Excessive regulation is strangling Mark Carney’s efforts to kick-start economic growth, companies argue
Canada’s leading industry groups say Prime Minister Mark Carney’s effort to cut red tape is floundering, costing the country billions more in trade losses than US President Donald Trump’s tariffs.
Forestry, oil and gas, and auto industry representatives told the FT they are frustrated at the pace of regulatory reform that is central to Carney’s efforts to insulate Canada from Trump’s devastating US trade war.
“Ottawa needs to align its regulatory policy objectives with economic reality,” said Derek Nighbor, president of the Forest Products Association of Canada, which represents one of the country’s largest employers, contributing C$19.9bn of its GDP.
Nighbor said over the past decade overlapping government policies, mostly environmental regulation, have “chilled strategic investments” and become “a productivity and competitiveness killer, driving away investment”.
Last week, Carney announced a “first-ever” investment summit in Toronto for September as part of the government’s “ambitious plan to catalyse $1tn in total investment in Canada over the next five years”.
But industry groups warn this plan is impeded by the slow implementation of a red-tape review that found nearly 500 ways to streamline services, cut duplication and reduce costs when it was launched last July.
“I’ve heard of resource projects that require hundreds of permits, due to federal, provincial and municipal requirements,” said David Pierce, the Canadian Chamber of Commerce’s vice-president of government relations.
“There’s a lot of concern that these changes need to be made quickly so that projects can start and Canada can be competitive again in this new world,” he added.
Dan Kelly, the Canadian Federation of Independent Business president, said the regulatory reform agenda “remains stalled”.
“Ottawa is focused on helping a few big players, with every other unwashed business owner stuck in the old, unworkable system.”
Canadian businesses face approximately $51.5bn in compliance costs annually, just under $18bn of which is considered “red tape”, the CIFB reported earlier this year.
“There’s clearly a disconnect between statements and implementation,” said Brian Kingston, president of the Canadian Vehicle Manufacturers’ Association. “The longer this goes on, with no resolution on US tariffs, it will have real implications for investments in this country.”
This week, Rogers Communications, one of Canada’s top two telecommunication companies, announced approximately $1bn worth of spending cuts, or 30 per cent, blaming in part the “punitive” regulatory environment.
In November last year, Saskatchewan-based Nutrien, the world’s largest potash fertiliser producer, announced plans to build a $1bn port in Longview, Washington, over Canada’s west coast, citing regulations as a key factor in its decision.
Heather Exner-Pirot, a policy director at the Macdonald-Laurier Institute think-tank, said Ottawa is promoting critical mineral investment but long approval timelines and a heavy regulatory burden can “add an extra 12-14 per cent to the cost of building a new mine.
“Canada could be way richer and stronger than it is,” she said. “Our biggest problem is ourselves.”
A mine in Canada takes 20 years to build, according to S&P Global.
Carney is also trying to turn Canada into an “energy superpower,” considering its vast oil and natural gas resources, as a pivot to Asian and European markets.
But a tentative agreement signed in November between Ottawa and Alberta to build a million-barrel-a-day pipeline missed an April 1 deadline.

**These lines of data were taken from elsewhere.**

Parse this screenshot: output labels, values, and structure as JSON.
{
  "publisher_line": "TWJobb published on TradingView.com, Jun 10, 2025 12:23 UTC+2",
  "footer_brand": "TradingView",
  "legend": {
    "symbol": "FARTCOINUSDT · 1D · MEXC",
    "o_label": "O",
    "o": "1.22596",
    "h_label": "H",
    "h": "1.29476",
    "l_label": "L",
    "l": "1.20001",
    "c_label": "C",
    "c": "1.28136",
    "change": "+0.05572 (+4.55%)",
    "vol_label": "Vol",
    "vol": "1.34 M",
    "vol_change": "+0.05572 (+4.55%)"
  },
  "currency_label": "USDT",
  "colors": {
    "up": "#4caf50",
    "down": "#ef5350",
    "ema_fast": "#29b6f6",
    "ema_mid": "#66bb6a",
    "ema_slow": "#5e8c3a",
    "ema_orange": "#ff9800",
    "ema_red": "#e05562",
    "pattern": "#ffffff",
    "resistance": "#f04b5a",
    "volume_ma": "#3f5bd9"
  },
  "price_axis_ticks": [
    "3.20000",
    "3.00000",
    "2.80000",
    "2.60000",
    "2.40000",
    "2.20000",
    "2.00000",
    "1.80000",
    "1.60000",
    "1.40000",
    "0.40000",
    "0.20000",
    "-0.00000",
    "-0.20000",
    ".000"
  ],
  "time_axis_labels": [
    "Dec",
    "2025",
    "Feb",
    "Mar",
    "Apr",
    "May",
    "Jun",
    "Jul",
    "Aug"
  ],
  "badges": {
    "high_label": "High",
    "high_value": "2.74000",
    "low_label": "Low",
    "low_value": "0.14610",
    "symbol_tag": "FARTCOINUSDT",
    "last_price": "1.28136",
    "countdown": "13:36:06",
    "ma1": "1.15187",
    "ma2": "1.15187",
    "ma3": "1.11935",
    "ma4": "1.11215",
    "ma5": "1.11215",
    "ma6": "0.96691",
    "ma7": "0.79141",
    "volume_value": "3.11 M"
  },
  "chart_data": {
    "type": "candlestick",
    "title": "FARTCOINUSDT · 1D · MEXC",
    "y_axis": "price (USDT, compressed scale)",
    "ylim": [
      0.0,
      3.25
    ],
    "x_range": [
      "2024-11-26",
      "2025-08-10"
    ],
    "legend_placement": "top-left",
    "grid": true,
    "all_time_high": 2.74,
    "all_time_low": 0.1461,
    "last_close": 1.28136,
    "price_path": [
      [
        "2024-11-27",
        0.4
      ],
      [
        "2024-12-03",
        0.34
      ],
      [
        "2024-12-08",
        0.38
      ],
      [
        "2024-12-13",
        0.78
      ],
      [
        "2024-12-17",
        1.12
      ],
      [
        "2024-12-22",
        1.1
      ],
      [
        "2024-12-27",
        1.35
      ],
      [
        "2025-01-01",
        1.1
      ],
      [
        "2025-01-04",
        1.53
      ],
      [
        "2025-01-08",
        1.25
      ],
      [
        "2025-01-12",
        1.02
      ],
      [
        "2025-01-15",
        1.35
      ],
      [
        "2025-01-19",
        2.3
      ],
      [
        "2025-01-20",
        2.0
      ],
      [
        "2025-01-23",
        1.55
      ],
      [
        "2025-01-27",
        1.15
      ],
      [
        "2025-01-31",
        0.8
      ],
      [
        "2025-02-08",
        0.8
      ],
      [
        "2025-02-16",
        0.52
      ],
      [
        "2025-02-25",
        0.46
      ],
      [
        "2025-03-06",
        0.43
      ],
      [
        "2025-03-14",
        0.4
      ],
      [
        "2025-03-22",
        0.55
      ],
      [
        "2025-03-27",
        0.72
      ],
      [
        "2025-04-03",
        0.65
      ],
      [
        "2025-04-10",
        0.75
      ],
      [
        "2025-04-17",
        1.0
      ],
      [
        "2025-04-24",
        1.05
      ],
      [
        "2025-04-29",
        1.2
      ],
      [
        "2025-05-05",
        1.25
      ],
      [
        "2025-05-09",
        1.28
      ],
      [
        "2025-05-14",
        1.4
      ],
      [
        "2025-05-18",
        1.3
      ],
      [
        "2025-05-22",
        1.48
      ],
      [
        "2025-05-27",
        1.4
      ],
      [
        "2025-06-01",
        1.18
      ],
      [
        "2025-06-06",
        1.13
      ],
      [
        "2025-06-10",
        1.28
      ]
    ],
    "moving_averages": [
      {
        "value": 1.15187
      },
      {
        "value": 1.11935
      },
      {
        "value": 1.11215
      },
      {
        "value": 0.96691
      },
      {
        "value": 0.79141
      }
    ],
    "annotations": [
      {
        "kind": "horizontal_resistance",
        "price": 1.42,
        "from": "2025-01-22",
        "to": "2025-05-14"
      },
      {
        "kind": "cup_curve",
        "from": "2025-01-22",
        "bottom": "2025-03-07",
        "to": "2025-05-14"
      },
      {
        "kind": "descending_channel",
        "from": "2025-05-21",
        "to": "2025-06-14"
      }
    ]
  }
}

Industry blames regulatory hurdles, a costly decarbonisation requirement and the lack of clarity around carbon pricing.
“Capital goes where it is welcome. And for too long, it hasn’t felt welcome here,” said TC Energy chief executive François Poirier.
A spokesperson for Enbridge, North America’s biggest pipeline producer that sends most of Canada’s oil south to the US, said “changes in policy and (the) regulatory environment need to happen”.
“Not only for a new pipeline to be considered, but for producers to have confidence to increase production,” the person said.
But progress is being made in other areas as Enbridge announced on Friday the C$4bn expansion of its natural gas pipeline system in British Columbia after receiving federal government approval.
A spokesperson for the minister of the environment said: “Climate change is a defining challenge of our time and meeting it head-on is both a moral obligation and a massive economic opportunity.”
The Treasury Board of Canada, which oversees Ottawa’s red tape review, did not reply to questions.
Canada faces other domestic challenges such as stagnant productivity, anti-competitive behaviour and a tax regime that repels investment and inhibits the economy.
In July last year Carney pledged to lift intra-provincial trade barriers — which act as cross-border regulations and fees — but the dysfunctional system remains mostly intact due to myriad vested interests.
The IMF reported that Canada’s economy could gain nearly 7 per cent, or C$210bn, in real GDP by removing these persistent protectionist mechanisms.
“The economic cost is undeniable,” says National Bank chief economist Stéfane Marion in a note to clients last year.
“It seems that for Canadian policymakers, ‘regulation’ is the most beautiful word in the dictionary.”